MJardin Announces Demand by Secured Lenders and Notice of Intention to Enforce Security

TORONTO, Ontario, March 15, 2022 – MJardin Group, Inc. (CSE: MJAR) (the “Company” or “MJardin”) a leader in premium cannabis producer, announces today announces that PricewaterhouseCoopers Inc. (“PwC”) as court-appointed receiver and manager (the “Receiver”) of all of the assets, properties, and undertakings of Bridging Finance Inc. (“BFI”), Bridging Income Fund LP and certain related entities and investment funds (collectively, “Bridging”), today on behalf of BFI in its capacity as agent (the “Agent”) of Bridging Income Fund LP and the related investment funds acting as lender (collectively, the “Lenders”) pursuant to the Company’s credit agreements dated June 13, 2018 and December 29, 2017 (as amended, supplemented or otherwise modified from time to time, collectively the “Credit Agreement”), provided the Company with notice of default under the Credit Agreement, and certain guarantees related to the Credit Agreement issued by the Company, and demand for immediate payment of the amount of $177,393,579.38 plus any additional interest, fees and expenses (the “Demand Notice”).

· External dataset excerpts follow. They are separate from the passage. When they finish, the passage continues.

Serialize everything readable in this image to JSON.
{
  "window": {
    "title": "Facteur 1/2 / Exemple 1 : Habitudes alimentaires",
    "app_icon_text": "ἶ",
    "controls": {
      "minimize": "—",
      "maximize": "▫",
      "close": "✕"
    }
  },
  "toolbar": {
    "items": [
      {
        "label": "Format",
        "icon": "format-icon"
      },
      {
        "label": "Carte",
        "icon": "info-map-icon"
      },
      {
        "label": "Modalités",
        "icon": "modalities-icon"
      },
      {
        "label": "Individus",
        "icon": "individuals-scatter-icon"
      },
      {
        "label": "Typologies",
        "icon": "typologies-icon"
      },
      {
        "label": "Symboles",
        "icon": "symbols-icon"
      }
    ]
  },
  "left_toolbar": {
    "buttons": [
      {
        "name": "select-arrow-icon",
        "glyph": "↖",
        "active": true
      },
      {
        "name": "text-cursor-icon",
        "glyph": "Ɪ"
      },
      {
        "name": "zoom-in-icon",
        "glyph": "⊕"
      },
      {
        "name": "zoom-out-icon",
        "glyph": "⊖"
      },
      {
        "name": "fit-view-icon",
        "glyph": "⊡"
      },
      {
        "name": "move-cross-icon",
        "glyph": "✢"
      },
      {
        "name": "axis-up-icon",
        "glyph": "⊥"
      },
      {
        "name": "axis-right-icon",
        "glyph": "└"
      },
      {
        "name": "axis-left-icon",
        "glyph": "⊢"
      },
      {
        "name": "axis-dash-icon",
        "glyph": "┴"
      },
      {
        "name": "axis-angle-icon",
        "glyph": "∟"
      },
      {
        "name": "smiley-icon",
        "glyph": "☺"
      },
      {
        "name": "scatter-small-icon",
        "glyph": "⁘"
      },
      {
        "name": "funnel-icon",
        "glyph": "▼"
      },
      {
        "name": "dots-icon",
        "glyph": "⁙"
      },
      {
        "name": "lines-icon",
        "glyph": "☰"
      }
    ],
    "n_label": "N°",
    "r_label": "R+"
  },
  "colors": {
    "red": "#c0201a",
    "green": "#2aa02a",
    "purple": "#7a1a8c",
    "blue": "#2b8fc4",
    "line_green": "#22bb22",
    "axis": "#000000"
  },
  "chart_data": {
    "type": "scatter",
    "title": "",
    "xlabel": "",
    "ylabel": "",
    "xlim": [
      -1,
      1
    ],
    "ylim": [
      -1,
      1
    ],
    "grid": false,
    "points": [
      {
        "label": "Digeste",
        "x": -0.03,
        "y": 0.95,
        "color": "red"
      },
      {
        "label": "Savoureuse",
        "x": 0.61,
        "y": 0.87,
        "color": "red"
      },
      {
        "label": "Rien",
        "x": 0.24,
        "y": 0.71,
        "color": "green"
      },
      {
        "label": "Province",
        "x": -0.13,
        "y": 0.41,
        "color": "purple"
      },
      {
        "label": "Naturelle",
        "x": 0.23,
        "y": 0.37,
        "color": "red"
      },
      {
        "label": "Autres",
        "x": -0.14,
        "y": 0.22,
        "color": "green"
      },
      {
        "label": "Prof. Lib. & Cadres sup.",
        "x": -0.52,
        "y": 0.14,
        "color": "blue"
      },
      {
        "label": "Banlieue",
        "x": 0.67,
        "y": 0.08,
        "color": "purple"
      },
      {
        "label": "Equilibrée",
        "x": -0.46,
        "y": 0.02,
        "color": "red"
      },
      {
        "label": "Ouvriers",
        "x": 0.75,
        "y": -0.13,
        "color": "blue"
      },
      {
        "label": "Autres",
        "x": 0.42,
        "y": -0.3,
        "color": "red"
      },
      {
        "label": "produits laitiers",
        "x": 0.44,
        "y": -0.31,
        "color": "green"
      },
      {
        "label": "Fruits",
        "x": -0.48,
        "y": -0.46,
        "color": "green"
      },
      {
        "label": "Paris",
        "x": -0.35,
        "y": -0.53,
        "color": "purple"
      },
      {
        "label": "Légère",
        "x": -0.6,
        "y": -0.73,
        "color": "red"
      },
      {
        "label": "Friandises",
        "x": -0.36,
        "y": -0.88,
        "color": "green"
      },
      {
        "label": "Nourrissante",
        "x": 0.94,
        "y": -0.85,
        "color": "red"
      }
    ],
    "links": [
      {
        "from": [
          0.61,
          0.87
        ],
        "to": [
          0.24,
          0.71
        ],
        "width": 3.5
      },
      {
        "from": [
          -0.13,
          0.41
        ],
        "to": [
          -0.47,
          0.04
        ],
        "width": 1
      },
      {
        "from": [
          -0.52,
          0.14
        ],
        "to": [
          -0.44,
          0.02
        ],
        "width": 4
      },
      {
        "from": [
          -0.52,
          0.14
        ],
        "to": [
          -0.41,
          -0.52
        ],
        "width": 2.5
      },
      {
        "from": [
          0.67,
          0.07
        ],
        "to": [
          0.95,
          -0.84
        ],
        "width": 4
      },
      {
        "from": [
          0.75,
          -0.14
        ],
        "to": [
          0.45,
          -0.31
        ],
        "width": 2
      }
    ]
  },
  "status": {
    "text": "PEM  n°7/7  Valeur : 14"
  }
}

The Receiver concurrently provided the Company with a Notice of Intention to Enforce Security under section 244 of the Bankruptcy and Insolvency Act (Canada) (the “BIA Notice”). The Receiver will not have the right to enforce its security over the Company and its assets until the expiry of the 10-day period after the BIA Notice was sent unless the Company consents to an earlier enforcement.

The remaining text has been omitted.